WTTC is the body that represents the travel and tourism private sector globally with members consisting of CEOs, destinations and industry organisations.
“The UK is the fifth largest Travel & Tourism economy in the world. Given its importance to the UK economy, it is now clear that a no-deal Brexit would have a dramatic impact on one of the UK’s most significant sectors,” WTTC President & CEO Gloria Guevara said.
According to WTTC, the industry contributes more than 1.5 trillion euros to the EU’s GDP (10.3 percent of total) and supports 27.3 million jobs (11.7 percent of total). In the UK, the sector contributes £213.8 billion to GDP (10.5 percent of total) and supports four million jobs (11.6 percent of total).

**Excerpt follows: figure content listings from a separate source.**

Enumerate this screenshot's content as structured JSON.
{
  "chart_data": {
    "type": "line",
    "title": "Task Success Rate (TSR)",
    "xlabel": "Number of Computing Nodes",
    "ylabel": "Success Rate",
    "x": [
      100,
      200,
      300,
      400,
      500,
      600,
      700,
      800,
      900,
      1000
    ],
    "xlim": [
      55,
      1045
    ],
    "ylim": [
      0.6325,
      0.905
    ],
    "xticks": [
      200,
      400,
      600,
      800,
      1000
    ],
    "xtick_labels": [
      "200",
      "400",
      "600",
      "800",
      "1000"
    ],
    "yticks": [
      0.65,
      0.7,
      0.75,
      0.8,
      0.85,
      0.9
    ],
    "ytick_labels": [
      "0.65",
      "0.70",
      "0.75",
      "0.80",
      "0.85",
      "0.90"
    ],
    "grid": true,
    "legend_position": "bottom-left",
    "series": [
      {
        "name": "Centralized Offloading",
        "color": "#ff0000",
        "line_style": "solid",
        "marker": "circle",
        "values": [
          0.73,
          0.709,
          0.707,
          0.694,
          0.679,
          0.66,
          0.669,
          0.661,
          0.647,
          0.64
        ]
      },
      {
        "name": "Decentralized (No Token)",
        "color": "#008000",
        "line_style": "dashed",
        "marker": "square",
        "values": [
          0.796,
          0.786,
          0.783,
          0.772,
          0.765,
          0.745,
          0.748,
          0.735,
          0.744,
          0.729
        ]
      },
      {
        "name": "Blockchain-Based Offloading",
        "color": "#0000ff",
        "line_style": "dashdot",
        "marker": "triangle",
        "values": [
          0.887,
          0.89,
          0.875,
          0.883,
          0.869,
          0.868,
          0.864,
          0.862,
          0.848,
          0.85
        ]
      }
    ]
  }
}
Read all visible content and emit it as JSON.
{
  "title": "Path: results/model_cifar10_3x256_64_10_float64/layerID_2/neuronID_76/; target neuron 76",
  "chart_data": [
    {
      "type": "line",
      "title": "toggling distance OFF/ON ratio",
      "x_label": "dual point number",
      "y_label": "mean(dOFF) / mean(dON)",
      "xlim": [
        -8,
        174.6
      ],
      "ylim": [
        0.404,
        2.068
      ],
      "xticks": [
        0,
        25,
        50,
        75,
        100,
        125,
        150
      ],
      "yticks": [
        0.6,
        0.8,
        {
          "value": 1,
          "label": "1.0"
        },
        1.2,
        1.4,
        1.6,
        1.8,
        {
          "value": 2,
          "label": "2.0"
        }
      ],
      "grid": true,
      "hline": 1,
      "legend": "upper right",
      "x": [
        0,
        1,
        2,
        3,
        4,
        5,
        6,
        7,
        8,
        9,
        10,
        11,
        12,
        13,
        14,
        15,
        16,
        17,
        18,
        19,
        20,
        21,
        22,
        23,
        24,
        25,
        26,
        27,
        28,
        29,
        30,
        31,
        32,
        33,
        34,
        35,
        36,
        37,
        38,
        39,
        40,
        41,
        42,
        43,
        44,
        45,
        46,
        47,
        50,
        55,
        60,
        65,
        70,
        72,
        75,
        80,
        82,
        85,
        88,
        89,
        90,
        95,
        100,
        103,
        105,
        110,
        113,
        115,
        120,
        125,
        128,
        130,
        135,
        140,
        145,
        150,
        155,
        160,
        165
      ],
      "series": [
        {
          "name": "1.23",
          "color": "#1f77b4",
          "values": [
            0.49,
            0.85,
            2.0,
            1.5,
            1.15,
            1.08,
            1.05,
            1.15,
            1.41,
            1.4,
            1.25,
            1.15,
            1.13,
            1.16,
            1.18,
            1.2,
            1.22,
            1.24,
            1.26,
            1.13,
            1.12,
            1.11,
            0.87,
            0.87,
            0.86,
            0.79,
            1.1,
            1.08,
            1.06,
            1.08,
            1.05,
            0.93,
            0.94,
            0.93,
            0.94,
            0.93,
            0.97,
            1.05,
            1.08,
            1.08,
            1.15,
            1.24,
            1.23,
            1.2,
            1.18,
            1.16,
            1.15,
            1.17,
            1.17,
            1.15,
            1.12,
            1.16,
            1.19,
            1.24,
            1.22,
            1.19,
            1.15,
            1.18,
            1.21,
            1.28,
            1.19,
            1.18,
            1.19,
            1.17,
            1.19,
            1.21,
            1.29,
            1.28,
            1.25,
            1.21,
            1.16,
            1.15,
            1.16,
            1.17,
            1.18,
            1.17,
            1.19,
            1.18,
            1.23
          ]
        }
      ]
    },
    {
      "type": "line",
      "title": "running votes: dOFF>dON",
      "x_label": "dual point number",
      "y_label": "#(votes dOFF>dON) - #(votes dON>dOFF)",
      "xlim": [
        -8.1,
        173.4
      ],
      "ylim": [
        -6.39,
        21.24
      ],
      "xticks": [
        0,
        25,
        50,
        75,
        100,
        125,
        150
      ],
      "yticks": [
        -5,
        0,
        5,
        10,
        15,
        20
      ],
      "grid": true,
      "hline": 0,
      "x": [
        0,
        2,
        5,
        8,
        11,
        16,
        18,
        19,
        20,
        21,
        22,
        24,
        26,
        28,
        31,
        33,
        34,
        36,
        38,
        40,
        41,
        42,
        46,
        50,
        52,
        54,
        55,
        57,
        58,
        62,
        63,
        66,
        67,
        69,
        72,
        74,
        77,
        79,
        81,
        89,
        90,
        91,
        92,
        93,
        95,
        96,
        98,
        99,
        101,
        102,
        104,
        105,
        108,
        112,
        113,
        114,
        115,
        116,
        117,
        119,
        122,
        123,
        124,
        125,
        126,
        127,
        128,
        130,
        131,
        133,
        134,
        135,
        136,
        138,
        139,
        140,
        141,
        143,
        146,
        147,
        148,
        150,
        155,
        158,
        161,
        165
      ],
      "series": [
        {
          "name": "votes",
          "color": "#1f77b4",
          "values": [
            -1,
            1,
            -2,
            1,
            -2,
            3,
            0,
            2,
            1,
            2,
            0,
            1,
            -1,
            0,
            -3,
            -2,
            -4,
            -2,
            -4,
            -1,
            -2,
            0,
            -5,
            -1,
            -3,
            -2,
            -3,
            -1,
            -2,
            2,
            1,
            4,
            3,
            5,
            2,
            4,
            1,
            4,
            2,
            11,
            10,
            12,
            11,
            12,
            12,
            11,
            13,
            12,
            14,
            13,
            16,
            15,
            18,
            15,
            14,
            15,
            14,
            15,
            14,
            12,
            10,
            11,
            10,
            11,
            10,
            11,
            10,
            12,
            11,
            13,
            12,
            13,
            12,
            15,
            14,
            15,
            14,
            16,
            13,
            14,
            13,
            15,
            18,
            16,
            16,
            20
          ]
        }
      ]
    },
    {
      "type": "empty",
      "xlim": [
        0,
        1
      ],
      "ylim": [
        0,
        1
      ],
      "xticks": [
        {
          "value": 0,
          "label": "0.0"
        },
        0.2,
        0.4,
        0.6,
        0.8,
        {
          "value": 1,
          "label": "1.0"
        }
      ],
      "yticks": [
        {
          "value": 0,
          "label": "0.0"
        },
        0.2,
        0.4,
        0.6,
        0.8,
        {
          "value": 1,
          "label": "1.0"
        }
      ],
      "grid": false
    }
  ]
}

The WTTC analysis models the impact on the travel and tourism sector over the next decade, based on the 7.7 percent forecasted fall in economic activity across the wider UK economy modelled by the International Monetary Fund (IMF). In this situation, a no-deal Brexit would result in a loss of 308,000 jobs in the UK economy; a loss of 399,000 jobs in the rest of the EU; a loss of £18.6 billion in GDP to the UK economy; and a loss of £22.0 billion in GDP to the economies of the rest of the EU.
“If the IMF prediction on the wider economy is realized, there would be a total cost across Europe of over £40 billion and over 700,000 jobs compared to our projections. Our members are already seeing an impact on their businesses and workforce,” WTTC’s president Guevara added.
The WTTC said that to minimize the impact, it is crucial that the UK should continue to have access to the Single Aviation Market; visa-free travel between the UK and EU should be maintained and the movement of people should be as seamless as possible while maintaining security; mobility of labor for travel and tourism employees across the UK and EU should continue; and security cooperation to avoid hard border checks and lengthy delays is paramount.